There’s also concern in government that signing up to a big EU scheme risks creating “more Europe” just as his renegotiation is supposed to be delivering “less Europe”.
The Times reports German impatience with the British position. Chatting to EU member state diplomats in London you get a strong impression that view is not exclusive to Germany.
Britain is not the only obstacle to EU-wide settlement plans though and if nothing beyond the last EU summit’s meagre proposals can be agreed there will be pressure to increase programmes for the source countries and their neighbours.
David Cameron believes Britain has been trying to wake Europe up to immigration issues for a long time and he isn’t about to risk inflaming domestic opinion with big numbers to add to Britain’s population growth.

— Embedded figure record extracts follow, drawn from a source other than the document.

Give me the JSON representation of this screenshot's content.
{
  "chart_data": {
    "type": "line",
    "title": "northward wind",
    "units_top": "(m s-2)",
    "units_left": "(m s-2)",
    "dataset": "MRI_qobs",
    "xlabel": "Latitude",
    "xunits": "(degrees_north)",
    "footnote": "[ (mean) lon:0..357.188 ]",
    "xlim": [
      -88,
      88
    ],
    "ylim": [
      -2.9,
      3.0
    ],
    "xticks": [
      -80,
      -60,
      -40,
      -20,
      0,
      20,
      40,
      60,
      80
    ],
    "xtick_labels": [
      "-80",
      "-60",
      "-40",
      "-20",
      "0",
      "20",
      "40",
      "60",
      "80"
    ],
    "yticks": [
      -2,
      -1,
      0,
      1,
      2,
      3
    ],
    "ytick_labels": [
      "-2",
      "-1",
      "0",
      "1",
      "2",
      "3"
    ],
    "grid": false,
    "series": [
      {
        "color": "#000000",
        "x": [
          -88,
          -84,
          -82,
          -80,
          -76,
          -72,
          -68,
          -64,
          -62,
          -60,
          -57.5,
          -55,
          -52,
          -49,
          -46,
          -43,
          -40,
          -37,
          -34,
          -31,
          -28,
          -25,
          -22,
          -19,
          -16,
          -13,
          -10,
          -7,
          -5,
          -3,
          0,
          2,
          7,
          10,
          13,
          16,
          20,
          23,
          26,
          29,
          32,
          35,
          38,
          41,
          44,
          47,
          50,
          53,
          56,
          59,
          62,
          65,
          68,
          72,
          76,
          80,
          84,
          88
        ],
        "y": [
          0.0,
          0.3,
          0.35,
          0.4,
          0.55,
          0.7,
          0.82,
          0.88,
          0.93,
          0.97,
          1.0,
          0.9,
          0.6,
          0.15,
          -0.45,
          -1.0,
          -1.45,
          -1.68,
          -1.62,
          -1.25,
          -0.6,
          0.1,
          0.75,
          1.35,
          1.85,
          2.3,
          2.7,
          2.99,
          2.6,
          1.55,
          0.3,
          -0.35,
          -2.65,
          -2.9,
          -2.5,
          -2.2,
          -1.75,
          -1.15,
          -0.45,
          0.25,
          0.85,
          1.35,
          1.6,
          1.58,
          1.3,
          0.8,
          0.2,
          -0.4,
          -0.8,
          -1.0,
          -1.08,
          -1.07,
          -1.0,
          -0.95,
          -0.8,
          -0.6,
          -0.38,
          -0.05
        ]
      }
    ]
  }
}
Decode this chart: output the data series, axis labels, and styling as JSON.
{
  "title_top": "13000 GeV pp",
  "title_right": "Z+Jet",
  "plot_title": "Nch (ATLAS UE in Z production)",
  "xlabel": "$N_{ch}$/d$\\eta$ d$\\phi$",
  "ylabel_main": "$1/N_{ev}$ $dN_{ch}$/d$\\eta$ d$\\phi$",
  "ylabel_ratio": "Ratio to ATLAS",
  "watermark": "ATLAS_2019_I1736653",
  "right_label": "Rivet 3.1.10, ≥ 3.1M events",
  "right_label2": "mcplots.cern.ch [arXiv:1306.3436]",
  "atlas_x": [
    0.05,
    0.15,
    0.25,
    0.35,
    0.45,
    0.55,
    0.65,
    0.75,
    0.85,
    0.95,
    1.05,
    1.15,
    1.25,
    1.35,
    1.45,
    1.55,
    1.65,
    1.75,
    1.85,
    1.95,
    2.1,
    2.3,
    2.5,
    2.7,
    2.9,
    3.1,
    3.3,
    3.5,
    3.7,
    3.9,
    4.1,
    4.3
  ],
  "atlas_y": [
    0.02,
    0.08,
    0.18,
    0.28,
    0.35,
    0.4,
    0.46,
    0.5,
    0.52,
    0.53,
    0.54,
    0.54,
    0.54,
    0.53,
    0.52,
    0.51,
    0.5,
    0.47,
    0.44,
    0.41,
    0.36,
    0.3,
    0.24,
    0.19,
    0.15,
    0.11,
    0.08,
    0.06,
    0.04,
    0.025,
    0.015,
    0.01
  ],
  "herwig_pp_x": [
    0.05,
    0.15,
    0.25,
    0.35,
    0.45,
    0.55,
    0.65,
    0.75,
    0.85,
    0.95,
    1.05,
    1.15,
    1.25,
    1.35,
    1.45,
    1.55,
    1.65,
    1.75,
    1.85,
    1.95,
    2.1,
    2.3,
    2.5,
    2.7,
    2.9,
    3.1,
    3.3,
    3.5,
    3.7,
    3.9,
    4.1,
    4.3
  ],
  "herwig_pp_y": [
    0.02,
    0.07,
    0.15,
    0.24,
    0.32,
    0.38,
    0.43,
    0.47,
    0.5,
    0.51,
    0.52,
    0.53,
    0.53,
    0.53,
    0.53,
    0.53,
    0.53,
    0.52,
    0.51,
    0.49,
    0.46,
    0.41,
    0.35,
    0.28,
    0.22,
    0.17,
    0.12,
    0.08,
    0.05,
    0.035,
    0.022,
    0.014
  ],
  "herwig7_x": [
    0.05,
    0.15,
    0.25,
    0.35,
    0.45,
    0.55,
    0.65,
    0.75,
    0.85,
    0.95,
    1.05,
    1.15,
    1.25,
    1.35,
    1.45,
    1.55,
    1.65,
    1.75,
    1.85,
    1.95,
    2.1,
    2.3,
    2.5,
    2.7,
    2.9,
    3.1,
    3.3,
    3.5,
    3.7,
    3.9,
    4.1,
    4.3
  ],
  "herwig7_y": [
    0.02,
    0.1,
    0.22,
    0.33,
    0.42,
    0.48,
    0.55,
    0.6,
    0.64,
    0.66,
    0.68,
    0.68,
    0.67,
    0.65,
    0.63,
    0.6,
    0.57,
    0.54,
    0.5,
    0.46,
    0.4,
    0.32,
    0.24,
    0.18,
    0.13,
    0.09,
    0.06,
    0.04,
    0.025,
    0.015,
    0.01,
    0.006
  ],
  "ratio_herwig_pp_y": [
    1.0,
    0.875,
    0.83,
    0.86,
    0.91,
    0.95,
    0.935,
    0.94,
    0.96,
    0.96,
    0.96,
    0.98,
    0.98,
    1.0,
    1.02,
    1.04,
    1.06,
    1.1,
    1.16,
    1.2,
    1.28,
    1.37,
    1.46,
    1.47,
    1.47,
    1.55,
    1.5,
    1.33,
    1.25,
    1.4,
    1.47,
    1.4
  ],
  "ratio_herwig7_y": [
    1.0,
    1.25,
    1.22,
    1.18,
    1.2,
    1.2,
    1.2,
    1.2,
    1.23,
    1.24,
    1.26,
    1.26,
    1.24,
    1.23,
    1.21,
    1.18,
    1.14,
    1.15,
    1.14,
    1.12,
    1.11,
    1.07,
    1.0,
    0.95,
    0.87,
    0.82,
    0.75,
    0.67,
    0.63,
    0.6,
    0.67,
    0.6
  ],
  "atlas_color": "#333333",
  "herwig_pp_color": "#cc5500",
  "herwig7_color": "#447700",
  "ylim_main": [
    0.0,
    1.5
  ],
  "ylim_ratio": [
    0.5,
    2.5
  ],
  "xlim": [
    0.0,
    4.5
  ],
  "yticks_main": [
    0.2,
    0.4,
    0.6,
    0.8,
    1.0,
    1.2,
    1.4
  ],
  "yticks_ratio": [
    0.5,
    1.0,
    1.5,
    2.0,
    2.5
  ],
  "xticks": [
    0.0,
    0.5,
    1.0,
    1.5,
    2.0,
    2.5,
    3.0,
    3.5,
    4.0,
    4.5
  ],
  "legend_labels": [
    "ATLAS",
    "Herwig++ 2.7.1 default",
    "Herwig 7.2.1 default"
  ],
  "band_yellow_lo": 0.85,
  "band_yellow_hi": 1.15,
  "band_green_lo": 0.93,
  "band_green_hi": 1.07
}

Others believe he is underestimating his own electorate’s ability to discriminate between a refugee crisis and economic migration. They think the government assumes voters think simply of Calais images when they hear of new potential arrivals.
Andrew Mitchell, international development secretary under David Cameron before his brief stint as chief whip, defended the prime minister, saying that Britain had given more than the rest of Europe combined to help refugees on Syria’s borders.
Images of immense hardship and worse will add to the pressure on David Cameron to follow Germany’s lead. He sounds convinced that other approaches make more sense.